After incubation with apoptotic and necrotic cells complexes with C1-inh and with AP were readily detectable (Figure 3). Only low levels of FSAP-inhibitor complexes could be detected after incubation with living cells. No complexes could be detected after incubation of plasma with buffer. Together these results suggest that measurement of complexes of FSAP with its serpins, AP and C1-inh, by ELISA is a sensitive tool to assess FSAP activation in plasma.

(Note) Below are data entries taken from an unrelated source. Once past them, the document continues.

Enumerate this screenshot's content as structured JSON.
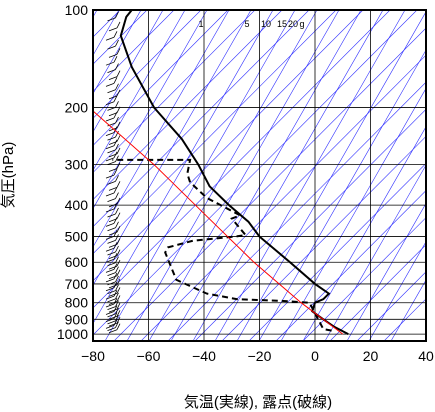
{
  "chart_data": {
    "type": "line",
    "title": "",
    "xlabel": "気温(実線), 露点(破線)",
    "ylabel": "気圧(hPa)",
    "xlim": [
      -80,
      40
    ],
    "ylim": [
      1050,
      100
    ],
    "y_scale": "log",
    "x_ticks": [
      "−80",
      "−60",
      "−40",
      "−20",
      "0",
      "20",
      "40"
    ],
    "y_ticks": [
      "100",
      "200",
      "300",
      "400",
      "500",
      "600",
      "700",
      "800",
      "900",
      "1000"
    ],
    "mixing_ratio_labels": [
      "1",
      "5",
      "10",
      "15",
      "20",
      "g"
    ],
    "grid": true,
    "series": [
      {
        "style": "solid",
        "color": "#000000",
        "points": [
          [
            12,
            1000
          ],
          [
            7,
            950
          ],
          [
            3,
            900
          ],
          [
            -1,
            850
          ],
          [
            0,
            800
          ],
          [
            3,
            780
          ],
          [
            5,
            750
          ],
          [
            0,
            700
          ],
          [
            -9,
            600
          ],
          [
            -20,
            500
          ],
          [
            -24,
            450
          ],
          [
            -31,
            400
          ],
          [
            -38,
            350
          ],
          [
            -42,
            300
          ],
          [
            -48,
            250
          ],
          [
            -58,
            200
          ],
          [
            -66,
            150
          ],
          [
            -70,
            120
          ],
          [
            -68,
            105
          ],
          [
            -66,
            100
          ]
        ]
      },
      {
        "style": "dashed",
        "color": "#000000",
        "points": [
          [
            6,
            975
          ],
          [
            3,
            965
          ],
          [
            -2,
            800
          ],
          [
            -12,
            790
          ],
          [
            -28,
            780
          ],
          [
            -39,
            750
          ],
          [
            -50,
            680
          ],
          [
            -54,
            560
          ],
          [
            -53,
            540
          ],
          [
            -44,
            515
          ],
          [
            -29,
            500
          ],
          [
            -25,
            495
          ],
          [
            -30,
            440
          ],
          [
            -27,
            430
          ],
          [
            -39,
            380
          ],
          [
            -45,
            340
          ],
          [
            -46,
            320
          ],
          [
            -45,
            290
          ],
          [
            -73,
            290
          ]
        ]
      },
      {
        "style": "solid",
        "color": "#ff0000",
        "points": [
          [
            10,
            1000
          ],
          [
            -5,
            800
          ],
          [
            -22,
            600
          ],
          [
            -37,
            450
          ],
          [
            -58,
            300
          ],
          [
            -80,
            205
          ]
        ]
      }
    ]
  }
}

Because FSAP is known to undergo autoactivation we extensively analyzed how plasma levels of FSAP complexes are influenced by sample preparation. Whereas purified plasma-derived FSAP is susceptible for autoactivation, FSAP in plasma turned out to be very resistant to autoactivation. Even blood clotting does not activate FSAP (data not shown). Moreover, plasma of sepsis patients stored for three hours at room temperature contains equal amounts of FSAP-serpin complexes as plasma immediately after collection (data not shown). When plasma samples of healthy donors are incubated for three hours at 37°C also no complexes are found. Only when plasma samples of patients were incubated at 37°C we found an increase in complex levels. Together these results indicate that there is no additional complex formation after collection at room temperature, nor via auto-activation, nor via circulating cell fragments in plasma of septic patients. We then measured FSAP activation in citrated plasma of patients with increasing severity of inflammation.